The Health Insurance Portability and Accountability Act, [usually referred to as “HIPPA] places certain restrictions upon and guidelines for the release of medical information. Your medical records are absolutely confidential between you and your medical provider. Under the privilege that exists on medical records, in most circumstances only you, the patient may authorize release of your medical records. However, there are circumstances under which others need your medical records.

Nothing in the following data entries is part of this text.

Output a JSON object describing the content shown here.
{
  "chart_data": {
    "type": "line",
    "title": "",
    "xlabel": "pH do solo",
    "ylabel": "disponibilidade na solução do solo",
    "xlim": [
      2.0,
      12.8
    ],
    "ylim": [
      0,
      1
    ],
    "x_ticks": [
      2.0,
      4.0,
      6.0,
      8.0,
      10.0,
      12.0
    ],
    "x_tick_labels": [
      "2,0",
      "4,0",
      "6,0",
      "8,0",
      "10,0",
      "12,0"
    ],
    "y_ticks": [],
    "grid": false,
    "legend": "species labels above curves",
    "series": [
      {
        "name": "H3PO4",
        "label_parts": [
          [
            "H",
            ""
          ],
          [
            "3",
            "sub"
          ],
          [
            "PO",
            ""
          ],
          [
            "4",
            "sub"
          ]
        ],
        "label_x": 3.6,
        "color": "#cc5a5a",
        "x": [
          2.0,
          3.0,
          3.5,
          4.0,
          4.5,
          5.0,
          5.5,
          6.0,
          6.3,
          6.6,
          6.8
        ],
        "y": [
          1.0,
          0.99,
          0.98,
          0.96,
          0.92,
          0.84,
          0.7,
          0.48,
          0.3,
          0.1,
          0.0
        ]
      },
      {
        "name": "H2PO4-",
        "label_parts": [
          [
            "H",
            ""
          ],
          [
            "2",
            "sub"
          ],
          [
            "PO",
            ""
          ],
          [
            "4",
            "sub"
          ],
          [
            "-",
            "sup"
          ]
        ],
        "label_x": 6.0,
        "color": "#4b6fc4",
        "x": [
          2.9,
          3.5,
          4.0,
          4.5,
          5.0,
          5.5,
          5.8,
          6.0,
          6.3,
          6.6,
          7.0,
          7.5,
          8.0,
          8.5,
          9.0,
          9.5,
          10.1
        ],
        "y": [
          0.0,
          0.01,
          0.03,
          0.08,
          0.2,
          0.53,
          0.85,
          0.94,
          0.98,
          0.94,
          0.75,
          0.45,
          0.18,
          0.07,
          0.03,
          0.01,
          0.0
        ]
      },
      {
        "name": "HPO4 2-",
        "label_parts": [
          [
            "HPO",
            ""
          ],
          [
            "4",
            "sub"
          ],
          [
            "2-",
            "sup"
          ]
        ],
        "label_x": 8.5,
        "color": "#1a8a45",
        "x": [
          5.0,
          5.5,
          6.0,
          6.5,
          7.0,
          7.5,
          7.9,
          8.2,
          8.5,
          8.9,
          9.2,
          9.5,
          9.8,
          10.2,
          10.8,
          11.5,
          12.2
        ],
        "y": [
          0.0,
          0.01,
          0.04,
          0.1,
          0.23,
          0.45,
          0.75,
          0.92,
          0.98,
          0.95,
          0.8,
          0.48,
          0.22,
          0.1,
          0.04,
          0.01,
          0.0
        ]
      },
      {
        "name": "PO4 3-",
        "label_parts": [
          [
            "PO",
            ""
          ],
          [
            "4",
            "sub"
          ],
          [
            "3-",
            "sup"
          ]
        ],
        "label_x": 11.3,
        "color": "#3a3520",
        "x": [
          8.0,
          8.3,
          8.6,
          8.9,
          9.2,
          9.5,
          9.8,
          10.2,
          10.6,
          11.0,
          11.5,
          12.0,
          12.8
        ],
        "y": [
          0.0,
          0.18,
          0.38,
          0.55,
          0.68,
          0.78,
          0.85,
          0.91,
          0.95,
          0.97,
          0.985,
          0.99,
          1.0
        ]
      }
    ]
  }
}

Where the release of medical records is required as a condition of receiving a benefit, you have the choice of allowing the release of the information, or, denying the release of the information, but at the risk of not getting the benefit.
That is the position that one faces, for example when in a car accident and applying to one’s own insurance company for payment of the medical bills under a “PIP” or ‘medpay’ or other such provision. Generally, one has a duty to cooperate with one’s own insurance company, and specifically, the PIP and medpay application process requires signing of medical authorization release papers.
Many government benefits also require that the release of medical records be authorized by the applicant. One example is social security disability, where medical records must be released in order that the facts and background of a claimed disability be reviewed.
Bottom line: HIPPA and common law medical confidentiality do in fact protect against release of medical records. However, the patient holds the key to release and the patient will find him or herself in positions where they will need to strongly consider signing authorizations for the release of medical records.